Image filtering indirectly uses the image modality's robustness but does not solve the underlying issues of video representation or video-specific safety alignment.
Dataset construction relies on T2V generation; while trends were replicated with HunyuanVideo-1.5, a gap still exists between synthetic and real complex videos.
ASR depends on GPT-4o-mini as a judge; while human correlation is moderate-to-strong, it is not perfect. Stricter multi-judge systems and human auditing remain necessary.

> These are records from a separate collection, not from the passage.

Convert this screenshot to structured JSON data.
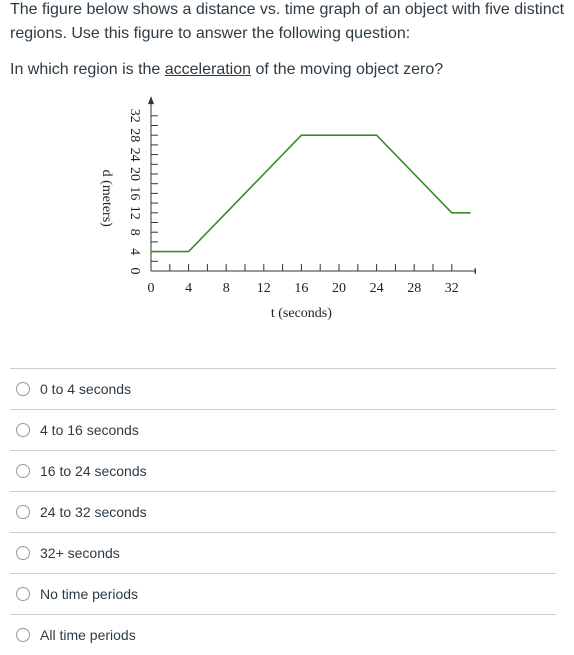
{
  "intro": "The figure below shows a distance vs. time graph of an object with five distinct regions. Use this figure to answer the following question:",
  "question": {
    "before": "In which region is the ",
    "underlined": "acceleration",
    "after": " of the moving object zero?"
  },
  "chart_data": {
    "type": "line",
    "title": "",
    "xlabel": "t (seconds)",
    "ylabel": "d (meters)",
    "x_ticks": [
      0,
      4,
      8,
      12,
      16,
      20,
      24,
      28,
      32
    ],
    "y_ticks": [
      0,
      4,
      8,
      12,
      16,
      20,
      24,
      28,
      32
    ],
    "xlim": [
      0,
      34
    ],
    "ylim": [
      0,
      34
    ],
    "grid": false,
    "series": [
      {
        "color": "#3a8a2c",
        "x": [
          0,
          4,
          16,
          24,
          32,
          34
        ],
        "y": [
          4,
          4,
          28,
          28,
          12,
          12
        ]
      }
    ]
  },
  "answers": [
    {
      "label": "0 to 4 seconds"
    },
    {
      "label": "4 to 16 seconds"
    },
    {
      "label": "16 to 24 seconds"
    },
    {
      "label": "24 to 32 seconds"
    },
    {
      "label": "32+ seconds"
    },
    {
      "label": "No time periods"
    },
    {
      "label": "All time periods"
    }
  ]
}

vs. Image Jailbreak: Previous research focused on image text, complex layouts, or image context; this work advances the risk to video clip diversity and temporal context.
vs. Video Safety Observations: While others noted video vulnerability, this work specifically identifies the input attributes (diversity/dynamics) causing it.
vs. Prompt-based Defense: The limited effectiveness of Safe system and AdaShield under video input suggests that textual system prompts are insufficient, highlighting the need for modality-level filtering.

Rating¶

Novelty: ⭐⭐⭐⭐☆ Systematically controlling multi-clip variables is valuable.
Experimental Thoroughness: ⭐⭐⭐⭐⭐ Comprehensive evaluation across 8 models with representation analysis and defense comparisons.
Writing Quality: ⭐⭐⭐⭐☆ Clear logic and sufficient visualizations.
Value: ⭐⭐⭐⭐⭐ Directly informs the safety evaluation and deployment of video MLLMs.